How has it come to pass that AC/DC have managed to make a virtue of their, uh, uncomplicatedness, whereas Status Quo have moulded their resistance to evolution into a kind of knowing joke? Whatever the reason, for about four minutes (pretty much the duration of its opening title track) “Highway To Hell” is deliriously exhilarating. If you were ever charged on pain of death to explain rock music to some visiting Martian, it wouldn’t be the shabbiest way to get your point across.

For me, the album also offers the added interest of reverse engineering the rearrangements made to some of its songs by Red House Painters/Sun Kil Moon mainstay Mark Kozelek on his album of acoustic AC/DC covers “What’s Next To The Moon”. There, he located the sepia-toned vulnerability at the heart of, er, “Walk All Over You”, “If You Want Blood (You’ve Got It)” and “Love Hungry Man”, in the process rendering them completely unrecognisable. Really, on hearing the originals for the first time, I’d be long past the chorus before realising what I was listening to.        
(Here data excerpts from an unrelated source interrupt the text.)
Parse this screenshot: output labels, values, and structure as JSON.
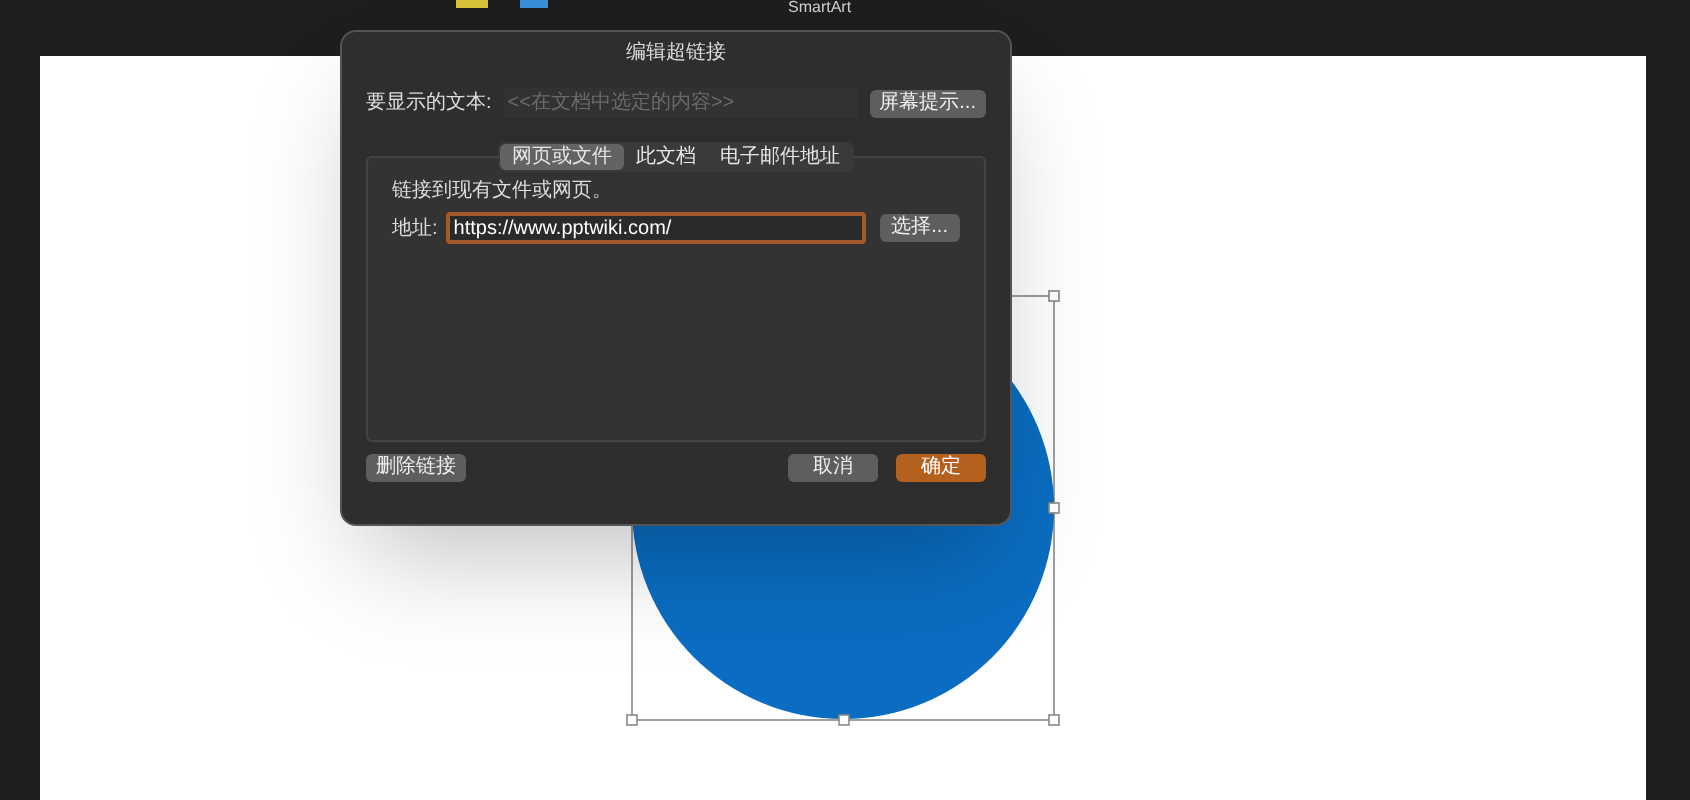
{
  "toolbar": {
    "label": "SmartArt"
  },
  "dialog": {
    "title": "编辑超链接",
    "display_text_label": "要显示的文本:",
    "display_text_placeholder": "<<在文档中选定的内容>>",
    "screen_tip_button": "屏幕提示...",
    "tabs": [
      {
        "label": "网页或文件",
        "selected": true
      },
      {
        "label": "此文档",
        "selected": false
      },
      {
        "label": "电子邮件地址",
        "selected": false
      }
    ],
    "hint": "链接到现有文件或网页。",
    "address_label": "地址:",
    "address_value": "https://www.pptwiki.com/",
    "choose_button": "选择...",
    "remove_button": "删除链接",
    "cancel_button": "取消",
    "ok_button": "确定"
  }
}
“Beating Around The Bush” sounds a little too redolent of Aerosmith’s “Rats In The Cellar” – see what happens when they venture outside the comfort zone? Similarly the welcome variety introduced by the wailing blues of “Night Prowler” is poisoned by its controversial lyrics; the song was said to be a favourite of American serial killer Richard “Night Stalker” Ramirez. Still, there’s something strangely exciting about “If You Want Blood (You’ve Got It)”, all hopped up on testosterone as it is.

I can’t complain about the album’s current vinyl incarnation, though, all 180 appropriately gutsy, thumpy grams of it.